En portería, M. Weiss (Burnley) tuvo un partido de intervenciones puntuales pero de alto impacto: 3 paradas y 0.29 goles evitados, en línea con un rival que generó ocasiones de mucho valor. Su actuación sostuvo al equipo en los momentos en que Wolves encontró rupturas claras. En el otro lado, J. Sa (Wolves) fue decisivo para preservar el punto: 7 paradas ante los 8 tiros a puerta de Burnley, también con 0.29 goles evitados. La diferencia en volumen de trabajo del guardameta visitante subraya cómo, pese a la menor calidad media de las ocasiones de Burnley, la insistencia y el asedio final obligaron a Sa a un partido de alto nivel.

En términos disciplinarios, el duelo mantuvo un tono intenso pero controlado, con 10 faltas de Burnley y 11 de Wolves. Las cuatro tarjetas amarillas, todas por “Off the ball foul” o “Argument”, reflejan más tensión competitiva y protestas que entradas desmedidas, coherente con un encuentro donde las defensas priorizaron la anticipación y el bloqueo de tiro sobre el juego duro.

Desde la óptica estadística, el empate deja lecturas contrapuestas.

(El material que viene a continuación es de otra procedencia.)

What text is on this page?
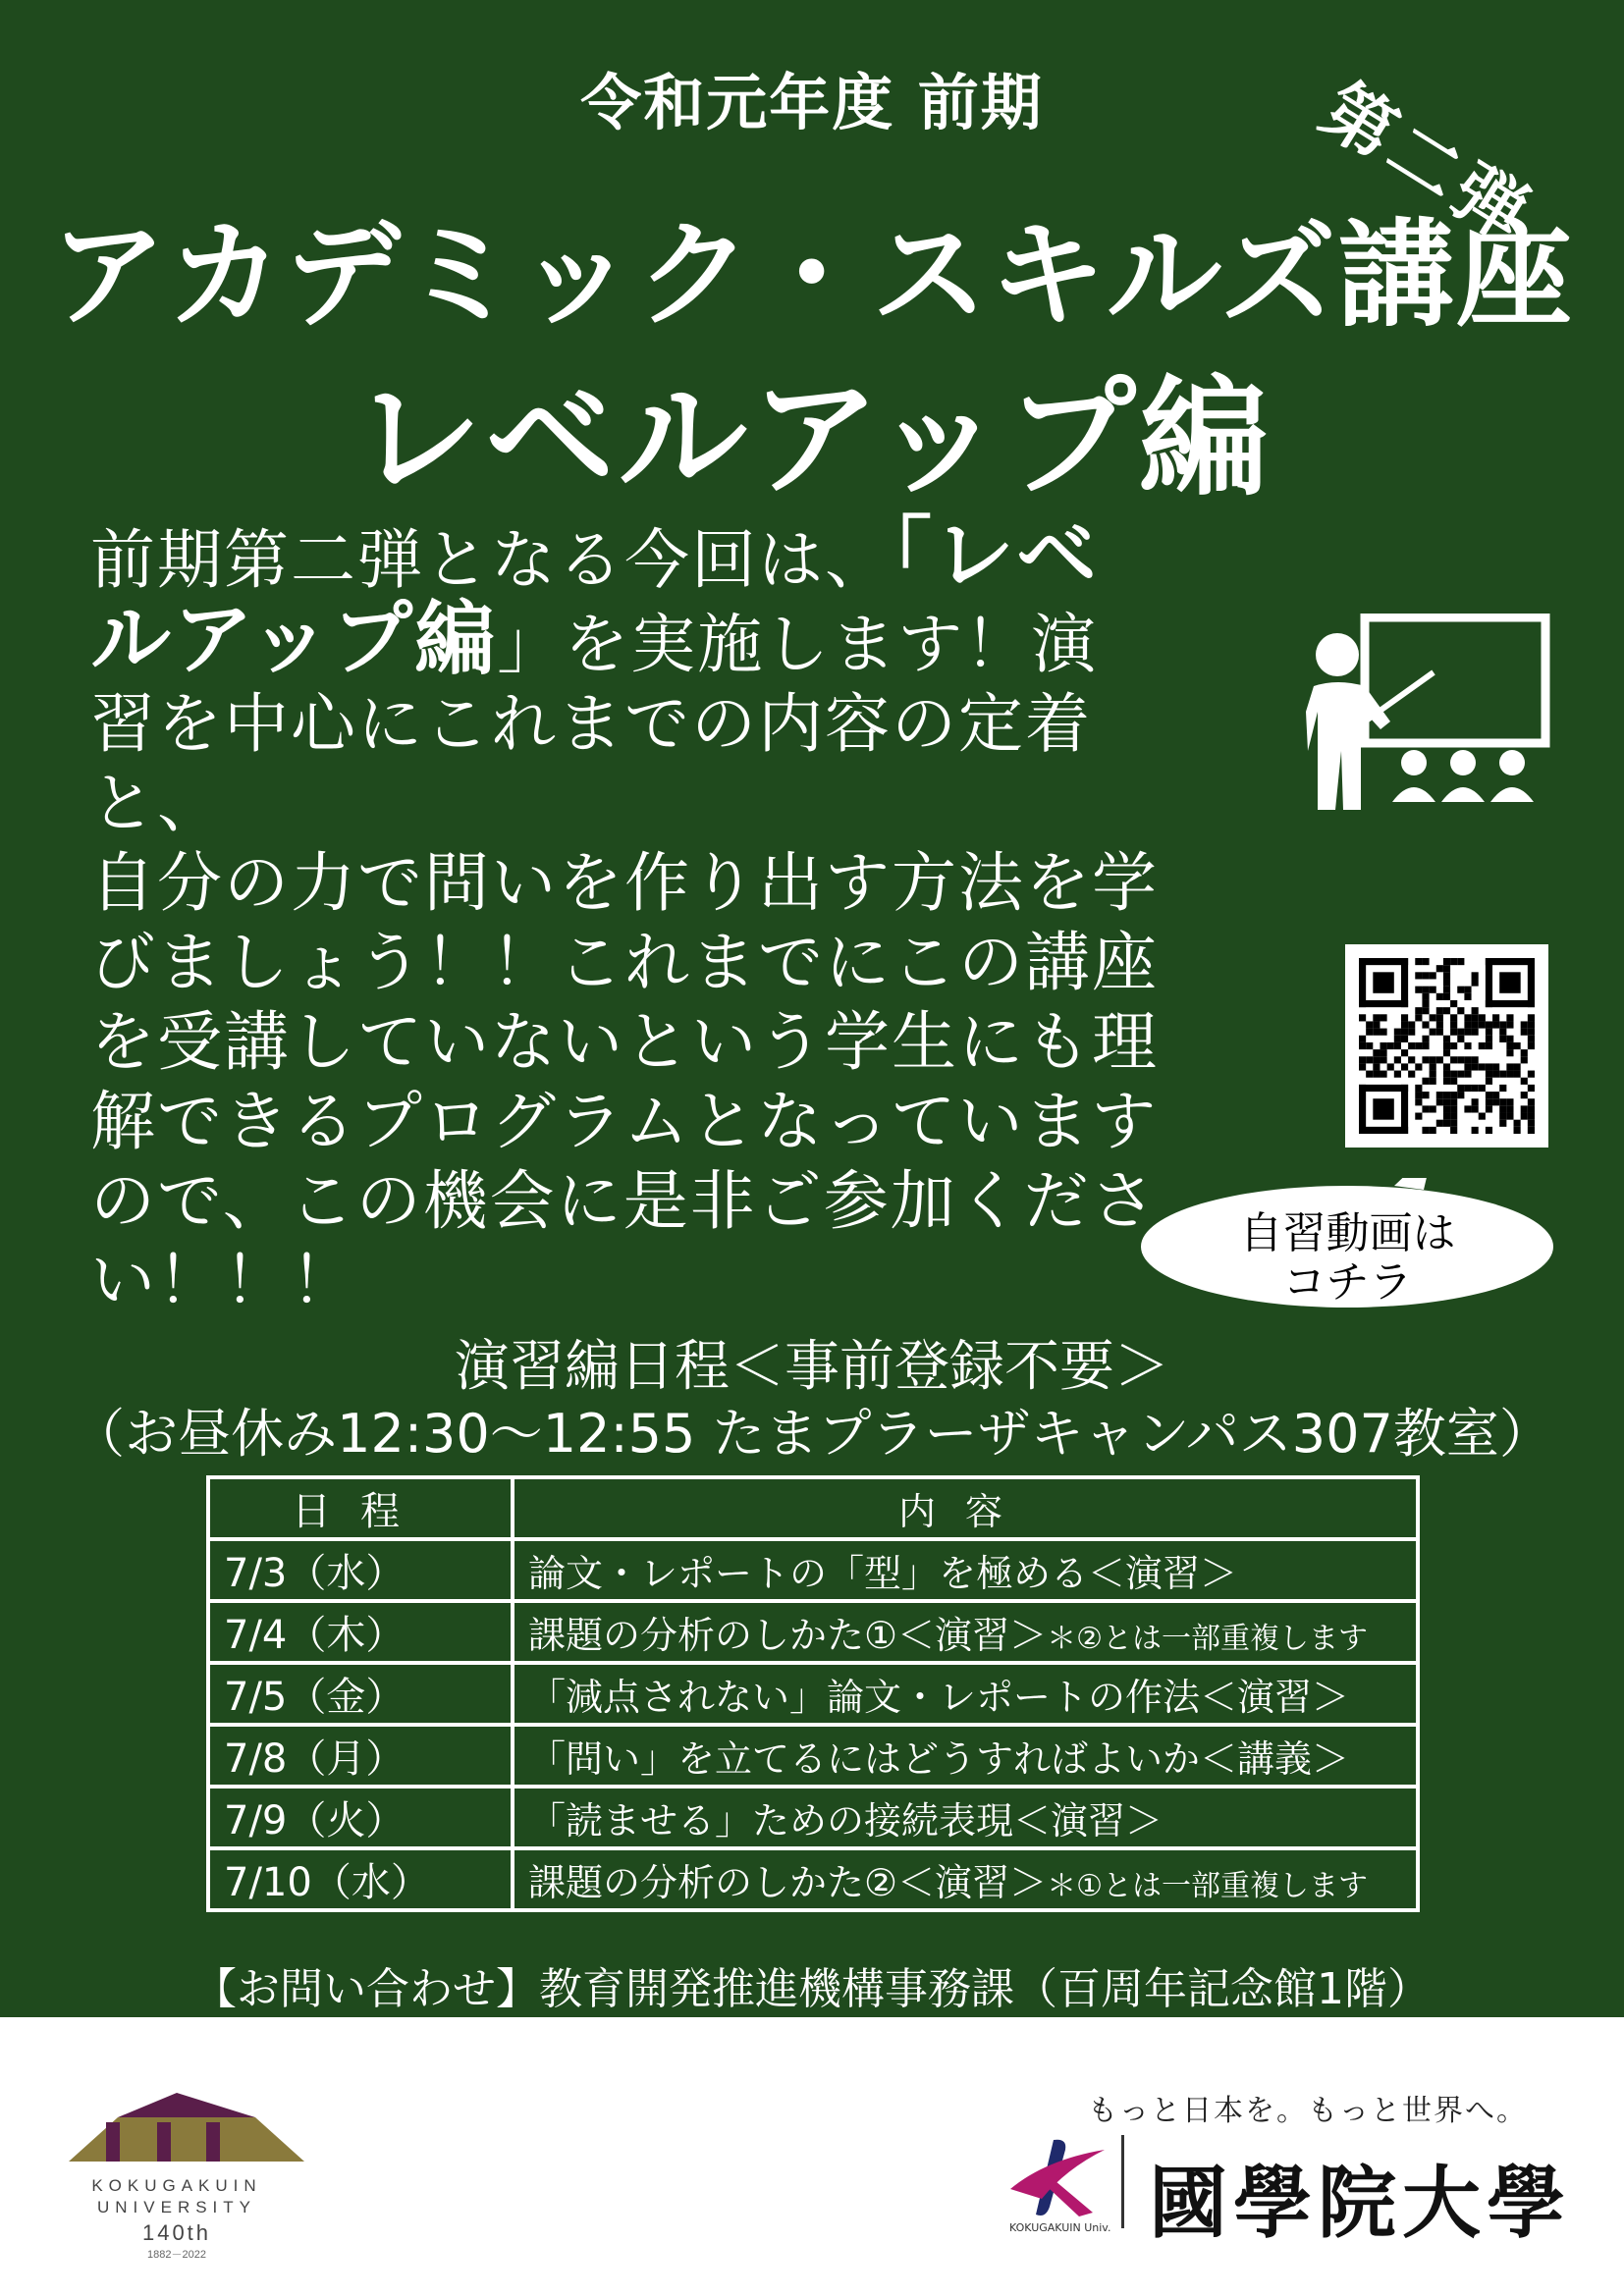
令和元年度 前期
アカデミック・スキルズ講座
レベルアップ編
第二弾
前期第二弾となる今回は、「レベ
ルアップ編」を実施します！演
習を中心にこれまでの内容の定着と、
自分の力で問いを作り出す方法を学
びましょう！！これまでにこの講座
を受講していないという学生にも理
解できるプログラムとなっています
ので、この機会に是非ご参加くださ
い！！！
自習動画は
コチラ
演習編日程＜事前登録不要＞
（お昼休み12:30～12:55 たまプラーザキャンパス307教室）
日程	内容
7/3（水）	論文・レポートの「型」を極める＜演習＞
7/4（木）	課題の分析のしかた①＜演習＞＊②とは一部重複します
7/5（金）	「減点されない」論文・レポートの作法＜演習＞
7/8（月）	「問い」を立てるにはどうすればよいか＜講義＞
7/9（火）	「読ませる」ための接続表現＜演習＞
7/10（水）	課題の分析のしかた②＜演習＞＊①とは一部重複します
【お問い合わせ】教育開発推進機構事務課（百周年記念館1階）
KOKUGAKUIN
UNIVERSITY
140th
1882－2022
もっと日本を。もっと世界へ。
KOKUGAKUIN Univ. 國學院大學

Burnley impuso su plan posicional: 70% de posesión, más corners (7-7, igualdad en saques de esquina pero con mayor volumen ofensivo sostenido), mejor precisión de pase y mayor número de tiros a puerta. Sin embargo, su xG de 1.06 indica que le costó transformar ese dominio en ocasiones realmente claras. Wolves, con solo un 30% de posesión, fue más eficiente en la selección de sus ataques: 2.05 de xG, 10 remates dentro del área y 7 disparos bloqueados al rival, síntoma de un bloque bajo bien trabajado.

En conjunto, el 1-1 en Turf Moor puede leerse como un choque equilibrado entre un equipo de propuesta y uno de respuesta. Burnley mostró estructura, paciencia y recursos desde el banquillo para sostener su idea durante 90 minutos; Wolves exhibió solidez en bloque medio-bajo, agresividad para proteger su área y una amenaza constante al espacio que, respaldada por la actuación de J. Sa, le permitió sumar un punto pese a vivir largos tramos sin balón.